世に広くある「ギャップ萌え」を一番わかりやすく表すのは、酔った時の姿。とくに、日常は能力が高く、スキがないように思われている人が酒に酔ってスキだらけになるのはその最たるものだ。
『お酒は夫婦になってから』は、1話ごとにカクテルを紹介するマンガである。主人公の水沢千里は職場ではデキる、堅物の主任であるが、酒に酔ってしまうとめちゃくちゃだらしなくなる。その様が見られたくないので決して外では、特に職場同僚の前では酒を飲まない。
飲むのは、家に帰って夫・壮良(ソラ)のつくるカクテルを飲むときだけだ。「しふくううううううう(至福うううううう)」というため息でその恍惚をあらわすのがパターン。
酔った千里は、夫に愛の告白をしてしまったり、膝枕をさせてしまったりと、デレデレベタベタイチャイチャなリア充展開である。「氏ね!」と呪う特定読者も少なくなかろう。
「女のひとり酒」を描いて酒と肴を論じ続ける新久千映『ワカコ酒』をはっきりと意識した作品だと思うが、グルメに興味のないぼくは、『ワカコ酒』よりもむしろこちらの『お酒は夫婦になってから』のほうに惹かれる。
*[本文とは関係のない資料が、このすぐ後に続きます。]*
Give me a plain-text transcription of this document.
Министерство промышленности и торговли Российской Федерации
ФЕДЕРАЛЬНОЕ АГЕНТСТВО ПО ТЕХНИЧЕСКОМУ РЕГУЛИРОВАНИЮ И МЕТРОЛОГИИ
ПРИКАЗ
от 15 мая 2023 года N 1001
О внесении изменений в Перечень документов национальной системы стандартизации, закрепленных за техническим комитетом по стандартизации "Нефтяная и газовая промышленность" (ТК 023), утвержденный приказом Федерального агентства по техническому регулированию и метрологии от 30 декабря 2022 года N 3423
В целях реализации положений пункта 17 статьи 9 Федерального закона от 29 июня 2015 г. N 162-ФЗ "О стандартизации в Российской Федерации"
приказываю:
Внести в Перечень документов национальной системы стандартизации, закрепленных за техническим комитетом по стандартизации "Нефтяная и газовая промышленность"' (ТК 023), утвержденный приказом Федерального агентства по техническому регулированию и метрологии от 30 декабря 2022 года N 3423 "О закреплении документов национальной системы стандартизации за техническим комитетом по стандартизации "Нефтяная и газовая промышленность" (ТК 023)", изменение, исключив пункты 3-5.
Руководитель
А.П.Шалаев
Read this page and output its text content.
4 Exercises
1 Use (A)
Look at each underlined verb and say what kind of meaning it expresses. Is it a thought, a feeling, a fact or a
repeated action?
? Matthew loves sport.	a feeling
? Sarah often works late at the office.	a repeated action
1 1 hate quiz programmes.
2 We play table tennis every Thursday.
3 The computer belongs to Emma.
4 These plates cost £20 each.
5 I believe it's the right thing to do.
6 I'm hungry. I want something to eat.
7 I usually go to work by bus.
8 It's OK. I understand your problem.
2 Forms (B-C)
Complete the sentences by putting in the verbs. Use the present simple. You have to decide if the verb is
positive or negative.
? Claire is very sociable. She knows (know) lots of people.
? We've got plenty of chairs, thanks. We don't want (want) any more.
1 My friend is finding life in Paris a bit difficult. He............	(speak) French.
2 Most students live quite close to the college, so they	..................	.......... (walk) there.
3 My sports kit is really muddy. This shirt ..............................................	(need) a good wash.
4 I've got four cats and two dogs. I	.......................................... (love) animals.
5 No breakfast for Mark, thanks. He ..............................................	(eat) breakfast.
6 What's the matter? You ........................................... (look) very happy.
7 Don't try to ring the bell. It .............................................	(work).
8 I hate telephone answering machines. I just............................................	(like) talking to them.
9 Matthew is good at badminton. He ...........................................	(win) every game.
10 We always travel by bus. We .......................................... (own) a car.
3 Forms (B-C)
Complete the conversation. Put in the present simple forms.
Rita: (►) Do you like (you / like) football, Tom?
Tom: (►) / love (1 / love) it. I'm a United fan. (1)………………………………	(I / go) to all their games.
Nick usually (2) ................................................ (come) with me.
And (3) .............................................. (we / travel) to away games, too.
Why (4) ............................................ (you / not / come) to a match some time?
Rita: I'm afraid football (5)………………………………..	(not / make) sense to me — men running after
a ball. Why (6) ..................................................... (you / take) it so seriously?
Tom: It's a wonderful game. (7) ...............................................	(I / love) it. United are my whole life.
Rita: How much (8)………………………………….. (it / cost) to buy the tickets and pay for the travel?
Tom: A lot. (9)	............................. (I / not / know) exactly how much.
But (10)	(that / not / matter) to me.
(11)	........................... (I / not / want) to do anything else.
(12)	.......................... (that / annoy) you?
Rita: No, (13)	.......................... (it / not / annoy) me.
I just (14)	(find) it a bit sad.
カクテルがわりとカンタンにつくれそうな感じがするのがよい(『ワカコ酒』は想像するしかない)のと、やっぱりなんといっても千里の酔った感じがかわいい。
しかし、千里にはもう少し「スキのなさ」を演出してほしい。
「スキがない」という形容は、「硬過ぎる」ということの言い換えである。すなわち“対応はマニュアルとしては完璧だけど、やりとりや受け答えに柔軟性がなくて不自由である”ということだ。大きな意味では「スキだらけ」なのである。
そういう頑さの描き方がやや類型的で、もっと「デキる感じの精神的に窮屈そうな女性」「それが疲れた瞬間のスキ」みたいなものは描けるんじゃねーのか、とおねだりしてみる。
うちの夫婦?
うちはダメですよ。千里・壮良夫婦と逆なので。
40すぎの男の甘えた酔態なんか、誰も見たくねえ。